Automated System Recovery in Windows 10

As mentioned in the beginning of the article, automatic system recovery is now an automated process in Windows. You don’t need to create restore disks anymore, as you would with Windows Xp for example.

But Windows 10 has a couple of other features that are really useful when it comes to recovering Windows:

  1. System Restore Points
  2. Backup (built-in Windows)

System Restore Points in Windows 10

In Windows 10 you can create Restore Points that allows you to undo system changes by reverting back to a previous restore point. By default this feature is turned on, but it’s always good to check it and make sure everything is setup correctly.

  1. Open Start and click on Settings
  2. Search for Restore Points in the top search bar on the settings page and select Create a Restore Point
  3. Select your Local Disk and click Configure
  4. Make sure that “Turn on system protection” is selected

You can increase the Disk Space Usage for the system protection. The more space you allowecate, the more restore points you will have.

If you ever need to restore Windows manually, you can simply Click on system restore, and select a restore point to return to:

Windows 10 Backup

If your automated system recovery fails it’s always a nice feeling that you still have a backup of your files. Windows 10 comes with a built in backup tool that allows you to create backups of your files to another disk.

You can not only use the backup for a complete restore, but also for file history, after you have changed or deleted the wrong file by accident.

1. Click on Start and open Settings

2. Search for Backup

3. Click on Add a Drive, this can be another disk or external hard drive that you have connected to your computer.

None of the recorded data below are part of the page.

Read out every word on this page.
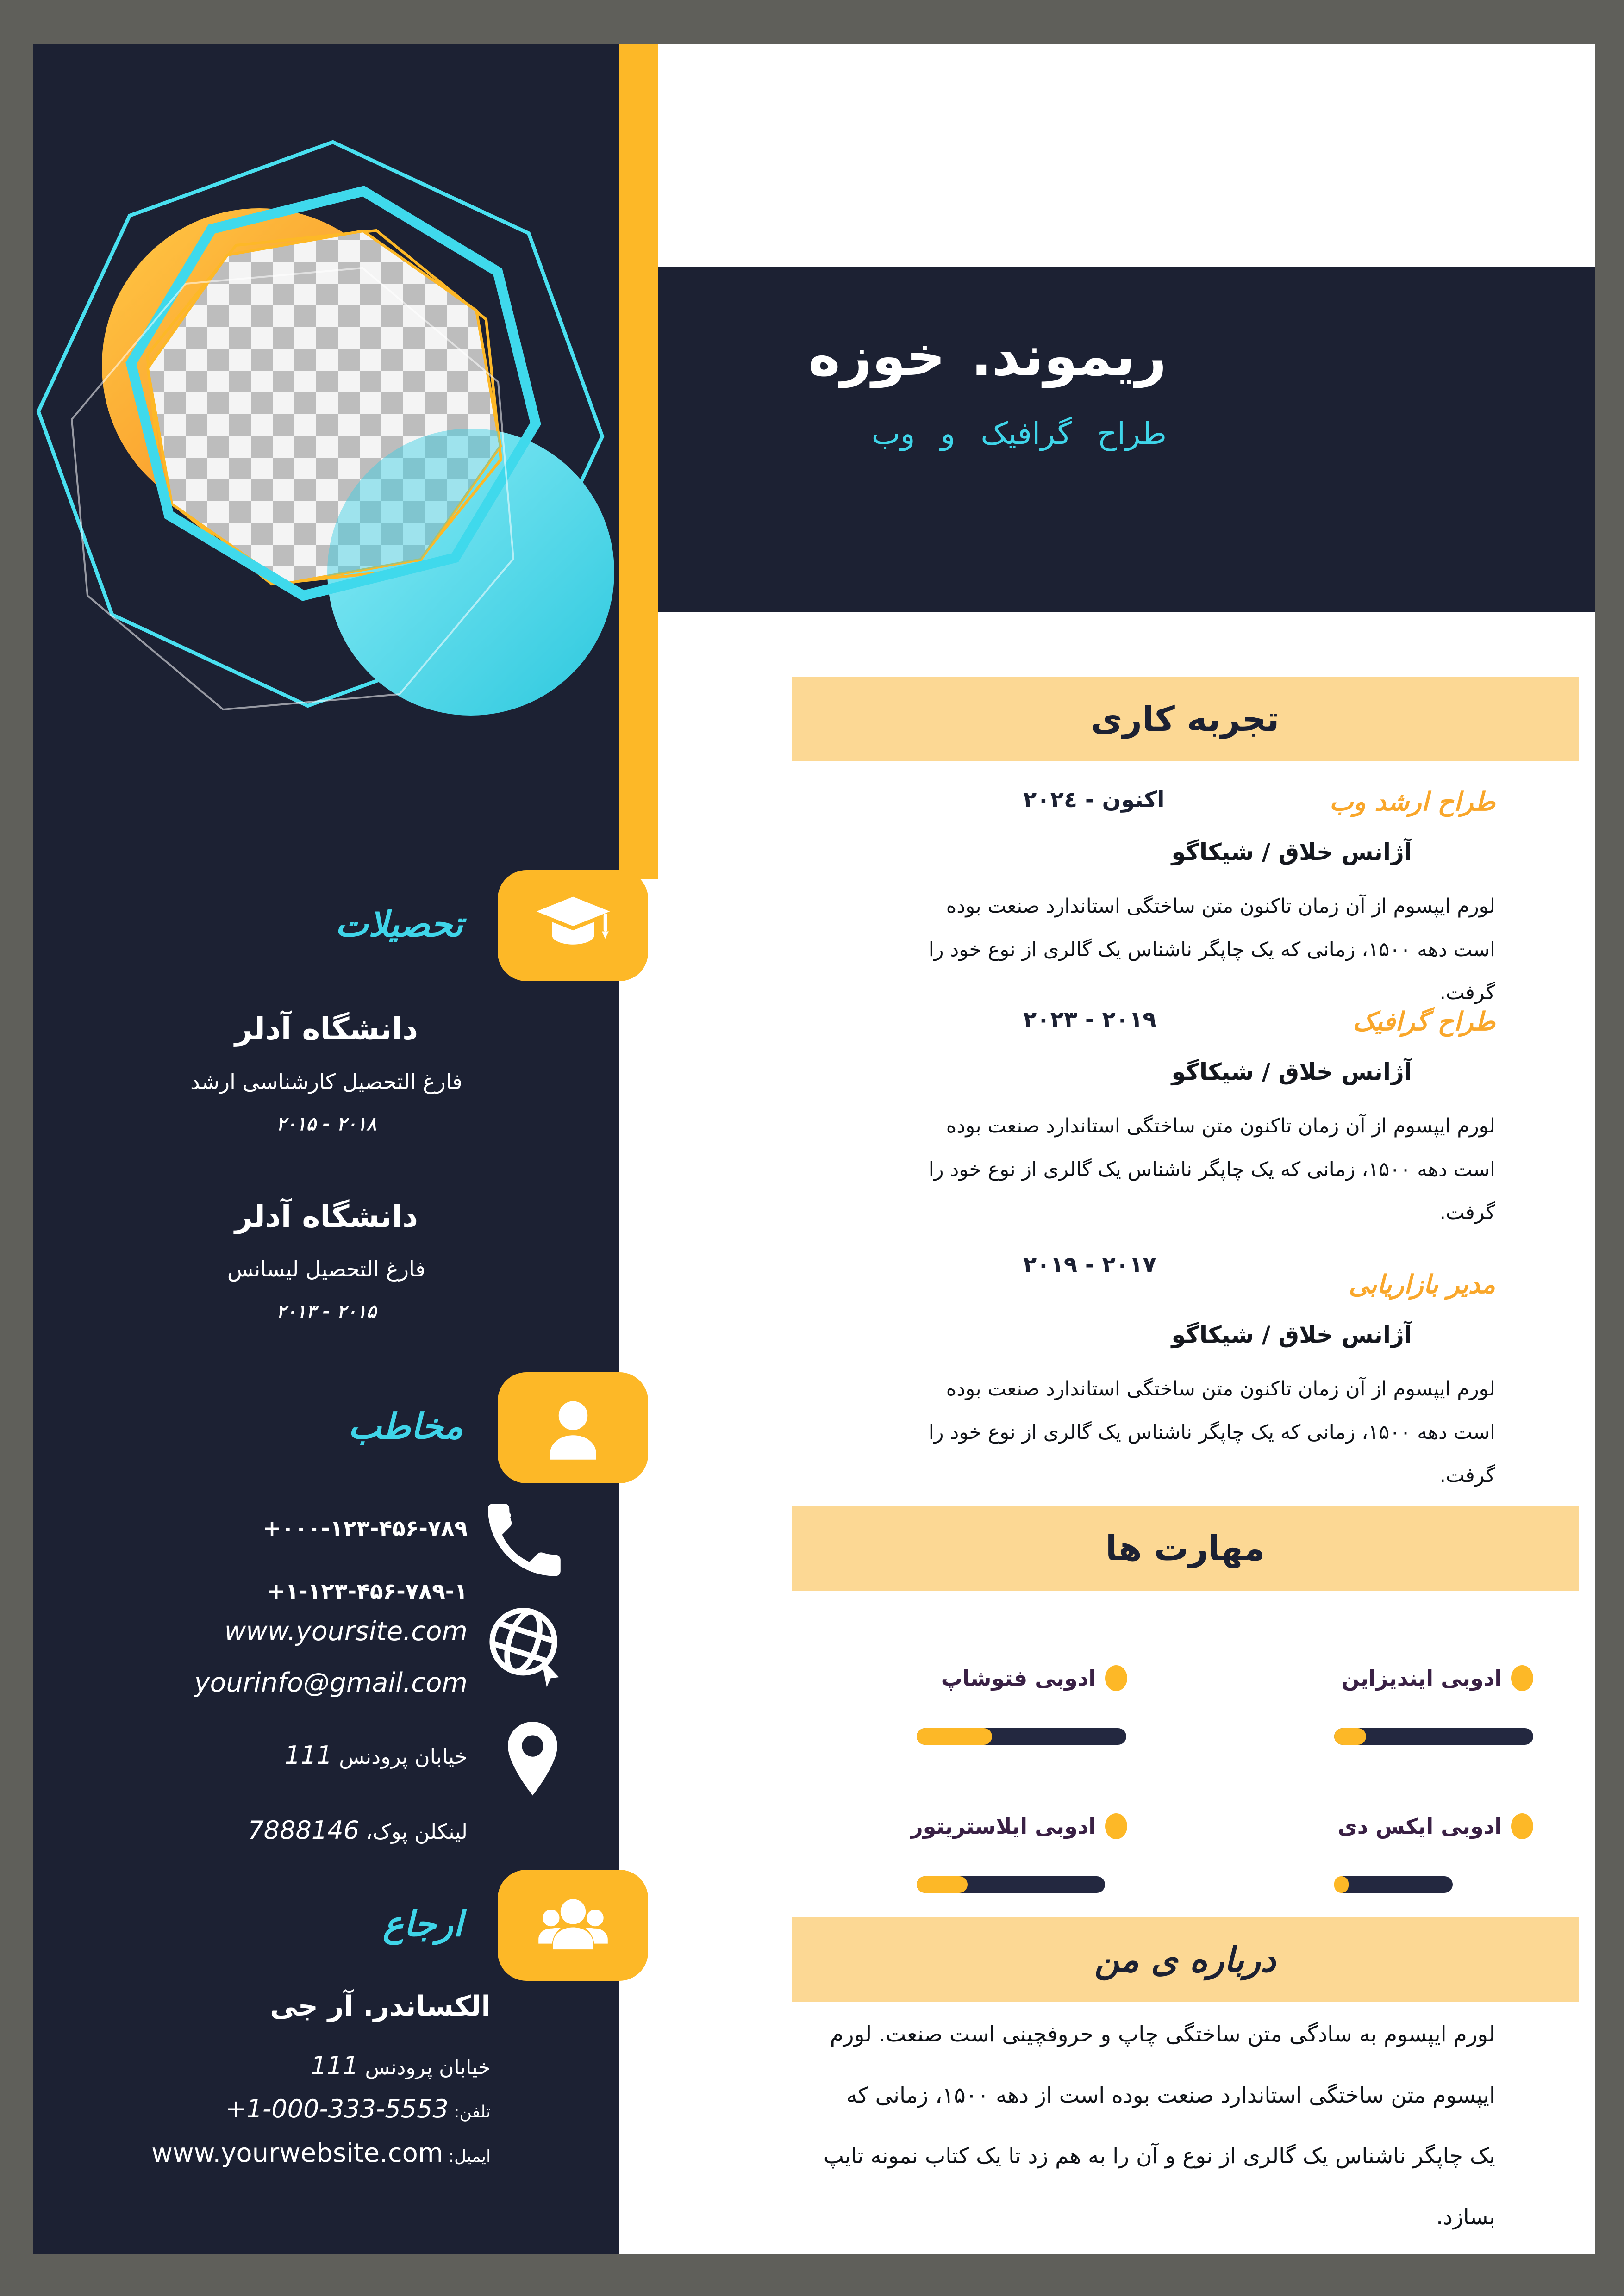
ریموند. خوزه
طراح گرافیک و وب
تجربه کاری
طراح ارشد وب
اکنون - ٢٠٢٤
آژانس خلاق / شیکاگو
لورم ایپسوم از آن زمان تاکنون متن ساختگی استاندارد صنعت بوده است دهه ۱۵۰۰، زمانی که یک چاپگر ناشناس یک گالری از نوع خود را گرفت.
طراح گرافیک
٢٠١٩ - ٢٠٢٣
آژانس خلاق / شیکاگو
لورم ایپسوم از آن زمان تاکنون متن ساختگی استاندارد صنعت بوده است دهه ۱۵۰۰، زمانی که یک چاپگر ناشناس یک گالری از نوع خود را گرفت.
مدیر بازاریابی
٢٠١٧ - ٢٠١٩
آژانس خلاق / شیکاگو
لورم ایپسوم از آن زمان تاکنون متن ساختگی استاندارد صنعت بوده است دهه ۱۵۰۰، زمانی که یک چاپگر ناشناس یک گالری از نوع خود را گرفت.
مهارت ها
ادوبی ایندیزاین
ادوبی فتوشاپ
ادوبی ایکس دی
ادوبی ایلاستریتور
درباره ی من
لورم ایپسوم به سادگی متن ساختگی چاپ و حروفچینی است صنعت. لورم ایپسوم متن ساختگی استاندارد صنعت بوده است از دهه ۱۵۰۰، زمانی که یک چاپگر ناشناس یک گالری از نوع و آن را به هم زد تا یک کتاب نمونه تایپ بسازد.
تحصیلات
دانشگاه آدلر
فارغ التحصیل کارشناسی ارشد
۲۰۱۵ - ۲۰۱۸
دانشگاه آدلر
فارغ التحصیل لیسانس
۲۰۱۳ - ۲۰۱۵
مخاطب
+۰۰۰-۱۲۳-۴۵۶-۷۸۹
+۱-۱۲۳-۴۵۶-۷۸۹-۱
www.yoursite.com
yourinfo@gmail.com
خیابان پرودنس 111
لینکلن پوک، 7888146
ارجاع
الکساندر. آر جی
خیابان پرودنس 111
تلفن: +1-000-333-5553
ایمیل: www.yourwebsite.com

4. After you have added the drive, click on More Options

5. You can select the folders you want to back up and change the backup frequency. By default, the frequency is set to every hour. Windows will only backup the changes that you have made, so it won’t take up too much disk space.

Restoring the files

Restoring a file is really simple, just right click on the file, or folder, and select restore previous versions. You will now get an overview of all the file versions that are available.

Simpy select the version that you want to restore and click either open (to view the file first) or click Restore.

Wrapping up

You don’t have to set up automatic system recovery anymore yourself, it’s now an automated process that will try to recover your Windows after a system crash. Besides the ASR features, is it still a good idea to set up the Windows Restore Points and make sure you have a backup of all your files.

If you are using Office 365, then make sure you backup your Office 365 environment as well!